How to Develop/Evaluate
Developing the set:
- Start with a refined, prioritized Product Backlog presented by the Product Owner.
- Discuss each candidate story to confirm understanding, assumptions, and risks.
- Estimate collaboratively using a consistent method, then check capacity and velocity.
- Select stories that align to the Sprint Goal and split large items to fit the timebox.
- Confirm acceptance criteria, dependencies, and DoR readiness before committing.
- Record the committed set and link to the emerging Sprint Backlog.
Evaluating quality:
- Apply INVEST heuristics and ensure acceptance criteria are testable.
- Verify dependency clarity and risk visibility for each story.
- Confirm DoD applicability and any nonfunctional requirements.
- Check that total commitment matches realistic capacity.
How to Use
Use the committed set as input to Create Tasks and Estimate Tasks, forming the Sprint Backlog. During Daily Standups, track progress, update remaining work, and surface impediments against the committed scope.

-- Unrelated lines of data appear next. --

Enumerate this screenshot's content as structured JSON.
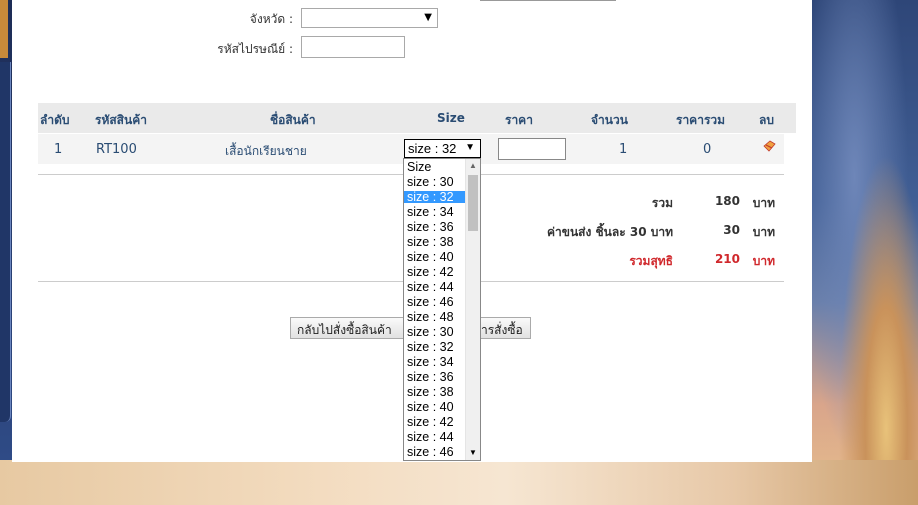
{
  "form": {
    "province_label": "จังหวัด :",
    "province_value": "",
    "postcode_label": "รหัสไปรษณีย์ :",
    "postcode_value": ""
  },
  "table": {
    "headers": [
      "ลำดับ",
      "รหัสสินค้า",
      "ชื่อสินค้า",
      "Size",
      "ราคา",
      "จำนวน",
      "ราคารวม",
      "ลบ"
    ],
    "rows": [
      {
        "index": "1",
        "code": "RT100",
        "name": "เสื้อนักเรียนชาย",
        "size": "size : 32",
        "price": "",
        "qty": "1",
        "total": "0"
      }
    ]
  },
  "summary": {
    "sum_label": "รวม",
    "sum_value": "180",
    "sum_unit": "บาท",
    "shipping_label": "ค่าขนส่ง ชิ้นละ 30 บาท",
    "shipping_value": "30",
    "shipping_unit": "บาท",
    "net_label": "รวมสุทธิ",
    "net_value": "210",
    "net_unit": "บาท"
  },
  "buttons": {
    "back_label": "กลับไปสั่งซื้อสินค้า",
    "confirm_label_visible": "ารสั่งซื้อ"
  },
  "size_dropdown": {
    "selected": "size : 32",
    "options": [
      "Size",
      "size : 30",
      "size : 32",
      "size : 34",
      "size : 36",
      "size : 38",
      "size : 40",
      "size : 42",
      "size : 44",
      "size : 46",
      "size : 48",
      "size : 30",
      "size : 32",
      "size : 34",
      "size : 36",
      "size : 38",
      "size : 40",
      "size : 42",
      "size : 44",
      "size : 46"
    ],
    "highlighted_index": 2
  },
  "icons": {
    "delete": "delete-icon",
    "dropdown_arrow": "chevron-down-icon"
  },
  "colors": {
    "header_text": "#2a4c73",
    "net_total": "#d0282c",
    "selection": "#3399ff"
  }
}
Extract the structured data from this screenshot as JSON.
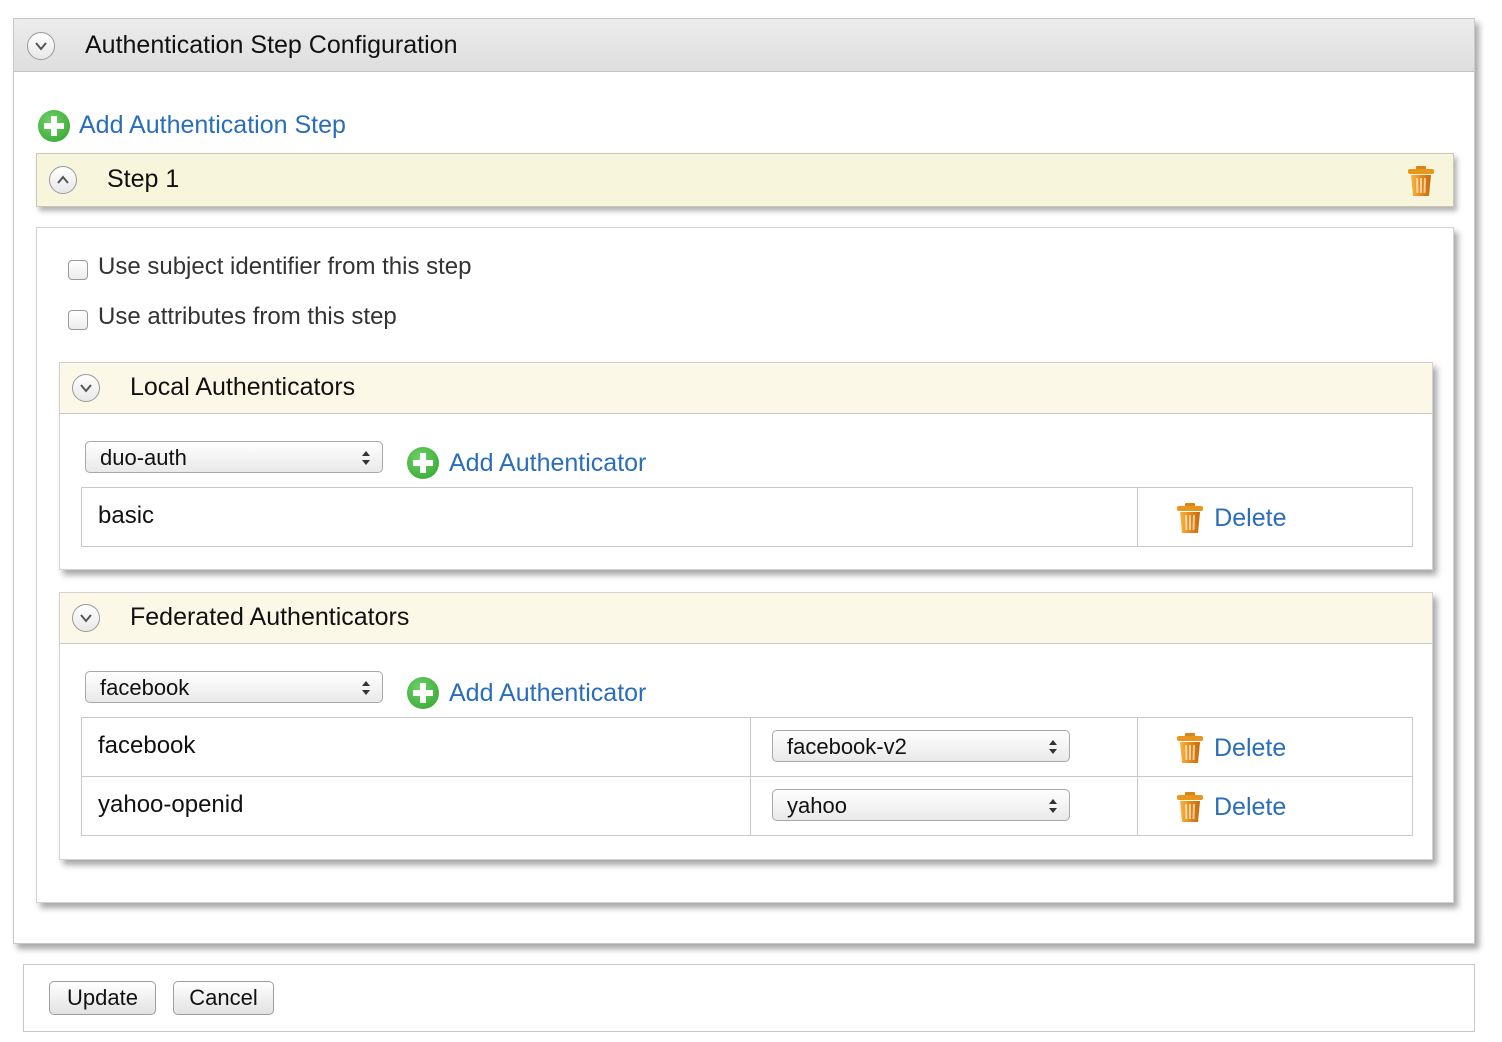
{
  "panel": {
    "title": "Authentication Step Configuration",
    "add_step_label": "Add Authentication Step"
  },
  "step": {
    "title": "Step 1",
    "options": [
      {
        "label": "Use subject identifier from this step",
        "checked": false
      },
      {
        "label": "Use attributes from this step",
        "checked": false
      }
    ]
  },
  "local_authenticators": {
    "title": "Local Authenticators",
    "select_value": "duo-auth",
    "add_label": "Add Authenticator",
    "rows": [
      {
        "name": "basic",
        "delete_label": "Delete"
      }
    ]
  },
  "federated_authenticators": {
    "title": "Federated Authenticators",
    "select_value": "facebook",
    "add_label": "Add Authenticator",
    "rows": [
      {
        "name": "facebook",
        "config": "facebook-v2",
        "delete_label": "Delete"
      },
      {
        "name": "yahoo-openid",
        "config": "yahoo",
        "delete_label": "Delete"
      }
    ]
  },
  "footer": {
    "update_label": "Update",
    "cancel_label": "Cancel"
  },
  "colors": {
    "link": "#2a6ebb",
    "step_header_bg": "#f7f6dc",
    "section_header_bg": "#fcf8e8",
    "add_icon": "#2ea32a",
    "trash_icon": "#e8961e"
  }
}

At Demonstrate and Validate Sprint, show completed stories to the Product Owner for acceptance. Any unfinished stories return to the Product Backlog, and insights feed into Retrospect Sprint.
If a change is proposed mid-sprint, the team and Product Owner may negotiate scope only if it protects the Sprint Goal and capacity, otherwise defer it to a future Sprint.
Example Snippet
- US-134 - As a user, I can reset my password so I can regain access. Estimate: 5 points. Acceptance: reset link expires, audit entry recorded, email verified.
- US-128 - As a user, I can update my profile so my data stays current. Estimate: 3 points. Acceptance: validation rules applied, changes persisted, confirmation shown.
- Sprint Goal - Improve account access and data accuracy to reduce support tickets.
- Team Capacity - 28 points this Sprint; total committed: 24 points with small buffer.
Risks & Tips
- Risk - Overcommitting leads to spillover and low predictability. Tip: plan by capacity and past velocity, keep a modest buffer.
- Risk - Vague acceptance criteria cause rework. Tip: ensure testable criteria before commitment.
- Risk - Hidden dependencies block delivery. Tip: surface and resolve or re-scope stories before committing.
- Risk - Mid-sprint scope churn disrupts focus. Tip: negotiate changes only if they do not compromise the Sprint Goal.
- Risk - Large, horizontal stories slow flow. Tip: slice vertically to deliver end-to-end value.
PMP/SCRUM Example Question
After Approve, Estimate, and Commit User Stories, which artifact becomes a key input to the Create Tasks process?
- Approved Change Requests
- Committed User Stories
- Sprint Burndown Chart
- Potentially Shippable Product Increment
Correct Answer: B - Committed User Stories
Explanation: Create Tasks breaks down the committed stories into actionable work items. The other options are either outputs produced later or are not direct inputs to task creation.